Texas House Bill to allow Creationis Universities to grant science degree
An oxymoron (plural oxymorons or oxymora) (from Greek ὀξύμωρον, “sharp dull”) is a figure of speech that combines contradictory terms. Oxymorons appear in a variety of contexts, including inadvertent errors such as ground pilot and literary oxymorons crafted to reveal a paradox.
The most common form of oxymoron involves an adjective-noun combination of two words. For example, the following line from Tennyson’s Idylls of the King contains two oxymora:
“And faith unfaithful kept him falsely true.”
Other examples of oxymora of this kind are:
- Dark light
- Living dead
- Open secret
- Original copy\
or Science Degree from a Creationist University. Critical thinking skill are required for science, them must be absent or impaired to believe in a fairy sky wizard
Is there no end to the lengths that Texas lawmakers will go to push their religiously motivated, anti-evolution agenda on science education? This time it isn’t Don McLeroy who is in my sights, it is Republican Leo Berman who is a member of the House Higher Education Committee of Texas.
Berman is the sole sponsor of House Bill 2800 that was introduced on March 9, 2009 in the Texas House of Representatives. It seems that Berman is motivated by his religion to flex his political power to help the Institute for Creation Research to have the authority to award master’s degrees in science.
According to a report by the National Center for Science Education (NCSE), Berman has not yet made a statement concerning the bill. NCSE did contact a staffer who said that “…he believed that the bill’s objective was to aid institutions that want to teach creation science or intelligent design.”
According to NCSE’s Glenn Branch, “[w]hen the Institute for Creation Research moved its headquarters from Santee, California, to Dallas, Texas, in June 2007, it expected to be able to continue offering a master’s degree in science education from its graduate school. … But the state’s scientific and educational leaders voiced their opposition, and at its April 24, 2008, meeting, the Texas Higher Education Coordination Board unanimously voted to deny the ICR’s request for a state certificate of authority to offer the degree.”
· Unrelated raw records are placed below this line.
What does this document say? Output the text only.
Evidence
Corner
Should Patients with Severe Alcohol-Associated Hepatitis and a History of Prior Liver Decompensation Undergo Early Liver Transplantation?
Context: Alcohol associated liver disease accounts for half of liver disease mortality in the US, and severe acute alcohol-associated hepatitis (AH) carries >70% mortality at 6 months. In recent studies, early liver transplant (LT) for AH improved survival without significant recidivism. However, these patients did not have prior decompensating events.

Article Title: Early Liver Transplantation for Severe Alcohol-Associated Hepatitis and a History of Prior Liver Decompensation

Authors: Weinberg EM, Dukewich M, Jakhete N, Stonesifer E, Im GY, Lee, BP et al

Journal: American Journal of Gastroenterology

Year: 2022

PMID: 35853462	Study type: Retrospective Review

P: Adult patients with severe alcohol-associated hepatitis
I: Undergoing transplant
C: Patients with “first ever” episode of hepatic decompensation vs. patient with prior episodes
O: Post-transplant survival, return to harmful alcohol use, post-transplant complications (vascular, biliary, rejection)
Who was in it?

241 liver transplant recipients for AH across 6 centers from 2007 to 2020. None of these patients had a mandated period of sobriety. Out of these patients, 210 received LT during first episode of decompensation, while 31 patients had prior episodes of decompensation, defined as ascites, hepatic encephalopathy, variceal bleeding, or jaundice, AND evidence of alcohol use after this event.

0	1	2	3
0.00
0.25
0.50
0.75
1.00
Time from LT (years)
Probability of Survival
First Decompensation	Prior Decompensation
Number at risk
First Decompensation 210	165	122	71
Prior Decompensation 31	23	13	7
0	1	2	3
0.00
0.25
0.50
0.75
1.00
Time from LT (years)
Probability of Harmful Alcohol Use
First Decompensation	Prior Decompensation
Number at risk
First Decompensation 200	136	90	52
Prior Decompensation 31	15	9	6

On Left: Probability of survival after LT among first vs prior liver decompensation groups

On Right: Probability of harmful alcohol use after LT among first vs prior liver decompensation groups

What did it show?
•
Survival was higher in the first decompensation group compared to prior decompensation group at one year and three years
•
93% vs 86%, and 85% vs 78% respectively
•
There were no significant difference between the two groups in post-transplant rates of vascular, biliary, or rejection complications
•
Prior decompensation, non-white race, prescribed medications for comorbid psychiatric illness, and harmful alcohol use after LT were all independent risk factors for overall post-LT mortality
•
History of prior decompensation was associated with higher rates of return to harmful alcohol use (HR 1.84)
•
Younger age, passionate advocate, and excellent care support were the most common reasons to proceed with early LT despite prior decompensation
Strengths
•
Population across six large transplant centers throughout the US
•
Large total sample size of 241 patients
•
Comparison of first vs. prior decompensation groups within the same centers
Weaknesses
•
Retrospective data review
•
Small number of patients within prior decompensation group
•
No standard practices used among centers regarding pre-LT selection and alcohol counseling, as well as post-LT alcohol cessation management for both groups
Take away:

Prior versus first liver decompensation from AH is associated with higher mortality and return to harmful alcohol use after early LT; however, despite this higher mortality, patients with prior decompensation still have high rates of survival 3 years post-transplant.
If House Bill 2800 is enacted, it will make ICR exempt from state regulations thereby allowing them to grant science degrees. As put by NCSE, the bill will “exempt institutions such as the Institute for Creation Research’s graduate school from Texas’s regulations governing degree-granting institutions.”
According to ICR’s Web site, they “[equip] believers with evidence of the Bible’s accuracy and authority through scientific research, educational programs, and media presentations, all conducted within a thoroughly biblical framework.” To that end, it seems, they take discoveries and force them into current biblical understandings of… things. For example, they discussed the recent discovery of the fossilized brain. They said:
“Since the Bible’s historical data is usually ignored in most scientific investigations, it comes as no surprise that this recent discovery ‘all happened by chance.’ The researchers would not expect to find fossilized soft brain tissues if today’s slow processes were all that was at work in the past. However, given the catastrophic formation indicated by most of earth’s geologic structures and the massive extermination of life represented in the fossil record—as well as the preservation of soft tissue from creatures supposedly millions of years old—the biblical Flood is a valid and relevant interpretive key to earth’s past. It can be expected that more soft tissue fossils, including brains and perhaps visceral organs, will be found.”
How does one logically go from finding a fossilized brain to deeming the biblical flood valid and relevant? This is obviously one of those “schools” that will only accept scientific discoveries that they can “make fit” into scriptural accounts of… things. I hate to break this to them, but that is not science. It is intellectual dishonesty. And a school like this has no business whatever granting degrees in science. After all, what they teach is not science.
And, it is downright disgusting to know that there is yet another lawmaker in place in Texas that doesn’t care about what he is supposed to care about… in Berman’s case - higher education. His is too concerned with his own religious agenda to see that this school is an offense to the realm of science. Further, I would say that ICR is an insult to the concept “school.”